Bouba Sampil, Président de la Feguifoot, sous enquête pour manipulation de matchs et abus de pouvoir
La Fédération guinéenne de football (Feguifoot) traverse une nouvelle crise. Une commission ad hoc d’instruction, mandatée par la commission d’éthique de la Feguifoot, enquête actuellement sur Bouba Sampil, président de la fédération, pour des accusations de manipulation de matchs, trafic d’influence, abus de pouvoir, conflits d’intérêts et non-respect des règles de bonne gouvernance.
Accusations multiples et tensions internes
Depuis son élection en janvier 2024, Bouba Sampil a fait l’objet de nombreuses critiques. Contesté pour son mode de gestion et des décisions perçues comme autoritaires, il est accusé par plusieurs collaborateurs de diriger la fédération en solitaire. Cette gestion controversée a provoqué une série de démissions, suspensions et conflits internes, sur fond de scandale non résolu d’abus sexuels à l’académie de Nongo.
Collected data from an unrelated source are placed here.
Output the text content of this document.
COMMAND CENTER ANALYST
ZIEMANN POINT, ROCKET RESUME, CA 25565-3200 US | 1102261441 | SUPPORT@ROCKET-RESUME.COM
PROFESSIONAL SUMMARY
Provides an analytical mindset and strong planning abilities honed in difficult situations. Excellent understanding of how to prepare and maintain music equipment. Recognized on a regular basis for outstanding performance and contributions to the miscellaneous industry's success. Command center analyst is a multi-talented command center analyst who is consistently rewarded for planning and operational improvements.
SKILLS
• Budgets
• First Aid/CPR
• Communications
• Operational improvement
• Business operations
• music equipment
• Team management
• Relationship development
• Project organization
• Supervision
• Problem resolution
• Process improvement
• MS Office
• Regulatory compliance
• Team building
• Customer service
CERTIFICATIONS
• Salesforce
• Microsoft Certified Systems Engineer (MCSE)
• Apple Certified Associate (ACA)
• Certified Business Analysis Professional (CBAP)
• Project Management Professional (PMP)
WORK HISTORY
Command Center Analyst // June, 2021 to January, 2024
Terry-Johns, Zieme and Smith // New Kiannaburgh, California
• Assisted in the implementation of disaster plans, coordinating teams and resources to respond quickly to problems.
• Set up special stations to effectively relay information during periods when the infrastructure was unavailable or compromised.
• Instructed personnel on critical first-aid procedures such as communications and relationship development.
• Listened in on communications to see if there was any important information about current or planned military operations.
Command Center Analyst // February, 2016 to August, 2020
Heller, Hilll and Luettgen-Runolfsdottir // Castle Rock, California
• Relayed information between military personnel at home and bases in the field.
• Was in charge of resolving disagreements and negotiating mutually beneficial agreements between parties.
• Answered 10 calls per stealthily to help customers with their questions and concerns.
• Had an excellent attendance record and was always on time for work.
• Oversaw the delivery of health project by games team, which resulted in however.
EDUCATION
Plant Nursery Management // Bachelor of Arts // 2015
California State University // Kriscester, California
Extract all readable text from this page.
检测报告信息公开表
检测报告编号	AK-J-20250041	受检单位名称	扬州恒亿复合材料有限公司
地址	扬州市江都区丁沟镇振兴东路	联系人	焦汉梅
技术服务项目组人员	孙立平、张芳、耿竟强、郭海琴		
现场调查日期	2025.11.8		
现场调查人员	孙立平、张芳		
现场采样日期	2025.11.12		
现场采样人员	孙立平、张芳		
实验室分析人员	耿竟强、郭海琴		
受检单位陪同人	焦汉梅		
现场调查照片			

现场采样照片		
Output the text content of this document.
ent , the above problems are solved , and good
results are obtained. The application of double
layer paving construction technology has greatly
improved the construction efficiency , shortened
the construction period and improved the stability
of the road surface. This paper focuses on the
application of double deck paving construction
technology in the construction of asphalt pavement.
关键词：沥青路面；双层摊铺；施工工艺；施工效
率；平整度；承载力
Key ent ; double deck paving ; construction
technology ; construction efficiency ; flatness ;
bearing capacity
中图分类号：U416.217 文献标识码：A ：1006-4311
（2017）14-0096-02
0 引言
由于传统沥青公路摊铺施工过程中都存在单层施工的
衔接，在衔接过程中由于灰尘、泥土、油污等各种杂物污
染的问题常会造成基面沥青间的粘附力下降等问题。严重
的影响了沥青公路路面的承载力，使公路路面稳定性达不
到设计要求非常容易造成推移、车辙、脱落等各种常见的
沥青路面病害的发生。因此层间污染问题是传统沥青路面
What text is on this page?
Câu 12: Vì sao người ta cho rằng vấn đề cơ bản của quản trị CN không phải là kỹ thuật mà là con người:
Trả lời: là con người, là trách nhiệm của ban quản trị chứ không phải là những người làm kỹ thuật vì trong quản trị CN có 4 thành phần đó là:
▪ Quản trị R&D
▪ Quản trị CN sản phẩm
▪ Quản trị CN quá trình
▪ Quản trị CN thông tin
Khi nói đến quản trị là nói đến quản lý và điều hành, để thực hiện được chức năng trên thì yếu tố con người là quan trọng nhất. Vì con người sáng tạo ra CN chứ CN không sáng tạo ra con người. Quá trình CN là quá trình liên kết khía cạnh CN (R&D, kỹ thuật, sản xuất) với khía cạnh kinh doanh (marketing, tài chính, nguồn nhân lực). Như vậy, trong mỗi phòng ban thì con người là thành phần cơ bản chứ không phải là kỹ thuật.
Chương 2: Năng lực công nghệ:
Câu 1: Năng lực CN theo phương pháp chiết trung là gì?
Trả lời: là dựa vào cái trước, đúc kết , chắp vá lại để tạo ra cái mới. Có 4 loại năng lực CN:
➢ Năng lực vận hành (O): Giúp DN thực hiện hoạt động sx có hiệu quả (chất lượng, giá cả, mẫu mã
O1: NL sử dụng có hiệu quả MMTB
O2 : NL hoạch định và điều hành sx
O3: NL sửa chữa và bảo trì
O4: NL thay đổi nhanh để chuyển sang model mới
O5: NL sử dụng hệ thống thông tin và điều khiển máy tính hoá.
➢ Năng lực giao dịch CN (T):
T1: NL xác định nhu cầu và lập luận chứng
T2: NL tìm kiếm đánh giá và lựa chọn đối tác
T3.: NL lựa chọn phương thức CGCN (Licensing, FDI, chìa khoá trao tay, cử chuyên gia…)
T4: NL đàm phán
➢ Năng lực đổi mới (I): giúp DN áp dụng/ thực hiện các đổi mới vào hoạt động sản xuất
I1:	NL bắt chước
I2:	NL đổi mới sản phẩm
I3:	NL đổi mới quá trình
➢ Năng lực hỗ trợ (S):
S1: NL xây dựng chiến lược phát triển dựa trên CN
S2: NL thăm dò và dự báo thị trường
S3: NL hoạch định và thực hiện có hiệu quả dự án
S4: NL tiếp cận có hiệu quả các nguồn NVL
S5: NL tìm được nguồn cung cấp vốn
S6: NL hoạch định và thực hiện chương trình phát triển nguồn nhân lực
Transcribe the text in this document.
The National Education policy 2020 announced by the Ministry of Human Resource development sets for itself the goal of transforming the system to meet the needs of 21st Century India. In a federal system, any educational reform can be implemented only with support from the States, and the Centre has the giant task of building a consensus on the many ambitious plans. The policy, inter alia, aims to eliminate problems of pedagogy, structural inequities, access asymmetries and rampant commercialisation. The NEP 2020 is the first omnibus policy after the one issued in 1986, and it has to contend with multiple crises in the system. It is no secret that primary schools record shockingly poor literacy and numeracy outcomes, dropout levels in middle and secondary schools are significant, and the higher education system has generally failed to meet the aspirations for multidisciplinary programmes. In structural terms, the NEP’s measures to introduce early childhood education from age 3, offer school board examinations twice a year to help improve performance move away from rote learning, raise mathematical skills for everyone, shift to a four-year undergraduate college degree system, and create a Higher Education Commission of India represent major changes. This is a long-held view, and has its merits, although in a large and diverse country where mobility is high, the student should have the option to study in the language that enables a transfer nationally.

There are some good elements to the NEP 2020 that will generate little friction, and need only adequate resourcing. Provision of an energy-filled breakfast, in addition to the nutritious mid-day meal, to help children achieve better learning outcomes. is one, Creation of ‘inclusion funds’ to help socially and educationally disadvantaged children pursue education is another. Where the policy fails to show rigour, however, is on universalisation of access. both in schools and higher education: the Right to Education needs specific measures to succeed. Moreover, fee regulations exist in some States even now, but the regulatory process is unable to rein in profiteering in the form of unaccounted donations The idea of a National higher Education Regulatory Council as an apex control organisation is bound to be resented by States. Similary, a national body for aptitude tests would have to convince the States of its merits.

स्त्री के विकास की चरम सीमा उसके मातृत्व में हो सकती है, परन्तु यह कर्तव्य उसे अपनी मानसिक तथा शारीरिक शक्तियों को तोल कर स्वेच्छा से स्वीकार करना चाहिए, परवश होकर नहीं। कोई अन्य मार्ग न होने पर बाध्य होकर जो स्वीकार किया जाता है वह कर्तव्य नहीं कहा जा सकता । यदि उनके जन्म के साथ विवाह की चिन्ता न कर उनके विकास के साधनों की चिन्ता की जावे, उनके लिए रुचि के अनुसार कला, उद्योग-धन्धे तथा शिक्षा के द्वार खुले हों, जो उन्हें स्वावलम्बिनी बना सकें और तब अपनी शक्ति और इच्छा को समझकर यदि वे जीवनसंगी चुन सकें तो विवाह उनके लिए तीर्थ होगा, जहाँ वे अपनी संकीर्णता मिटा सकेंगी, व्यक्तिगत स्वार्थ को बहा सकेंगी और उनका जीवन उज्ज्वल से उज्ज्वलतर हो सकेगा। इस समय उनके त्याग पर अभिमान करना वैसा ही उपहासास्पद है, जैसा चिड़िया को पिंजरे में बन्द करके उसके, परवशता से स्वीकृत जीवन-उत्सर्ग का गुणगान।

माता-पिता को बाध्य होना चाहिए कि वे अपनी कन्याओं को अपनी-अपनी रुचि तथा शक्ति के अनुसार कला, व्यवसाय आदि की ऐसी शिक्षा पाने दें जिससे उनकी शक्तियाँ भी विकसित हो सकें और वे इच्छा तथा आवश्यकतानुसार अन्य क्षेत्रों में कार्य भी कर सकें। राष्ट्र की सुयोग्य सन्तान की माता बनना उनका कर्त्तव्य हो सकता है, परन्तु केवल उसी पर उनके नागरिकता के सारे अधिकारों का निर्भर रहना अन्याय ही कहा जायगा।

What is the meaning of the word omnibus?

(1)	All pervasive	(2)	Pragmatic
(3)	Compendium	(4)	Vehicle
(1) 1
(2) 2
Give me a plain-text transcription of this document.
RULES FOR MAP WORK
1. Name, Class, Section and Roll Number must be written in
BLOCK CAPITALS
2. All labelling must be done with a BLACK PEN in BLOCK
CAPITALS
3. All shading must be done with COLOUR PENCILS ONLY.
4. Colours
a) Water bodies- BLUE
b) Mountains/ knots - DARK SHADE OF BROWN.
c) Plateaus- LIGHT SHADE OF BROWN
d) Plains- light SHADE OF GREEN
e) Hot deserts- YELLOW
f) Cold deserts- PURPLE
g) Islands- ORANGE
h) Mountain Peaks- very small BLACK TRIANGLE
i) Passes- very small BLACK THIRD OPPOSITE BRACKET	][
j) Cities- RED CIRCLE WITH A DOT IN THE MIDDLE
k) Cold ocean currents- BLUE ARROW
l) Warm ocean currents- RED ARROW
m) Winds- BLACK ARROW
Accusations de manipulation d’arbitres et de conflits d’intérêts
Le 1er juillet 2024, Sory Doumbouya, vice-président chargé du football de jeunes, a déposé un signalement officiel contre Sampil. Ce document, accessible à Sport News Africa, met en lumière des faits spécifiques, notamment une tentative présumée d’influence des arbitres lors d’un match entre l’AS Kaloum (dirigé par Sampil) et Milo FC. Cette rencontre a été marquée par des violences, incluant une grave blessure infligée à un joueur de Milo. Sampil est accusé d’être intervenu publiquement, aux côtés de supporters de l’ASK, pour tenter d’influencer le corps arbitral.
Manque de transparence et gestion unilatérale de la Feguifoot
Les reproches adressés à Sampil ne se limitent pas à la manipulation de matchs. Il est également accusé de procéder à des nominations d’entraîneurs en équipe nationale sans consulter le comité exécutif, en violation des statuts de la Feguifoot. Par exemple, les nominations de Pascal Balusakis et Désiré Focou respectivement comme entraîneurs des U20 et U17 auraient été faites de manière unilatérale. Des suspicions de gestion opaque des fonds, un refus présumé de convoquer les réunions mensuelles du comité exécutif, et l’attribution de marchés sans appel d’offres aggravent encore la situation.
La réponse de la commission d’éthique et l’attente des conclusions
Face à ces accusations, Mohamed Diawara, président de la commission d’éthique, a mis en place dès juillet une commission ad hoc de quatre membres chargée d’enquêter. Les résultats de cette enquête sont attendus avant la fin de l’année et seront déterminants pour l’avenir de Sampil et la gouvernance de la Feguifoot.
Conclusion
La Fédération guinéenne de football se retrouve dans une crise de gouvernance profonde, avec des accusations graves de manipulation de matchs et d’abus de pouvoir visant son président. L’issue de l’enquête déterminera si des mesures disciplinaires seront prises à l’encontre de Bouba Sampil, et pourrait bien redéfinir la gestion future de la Feguifoot.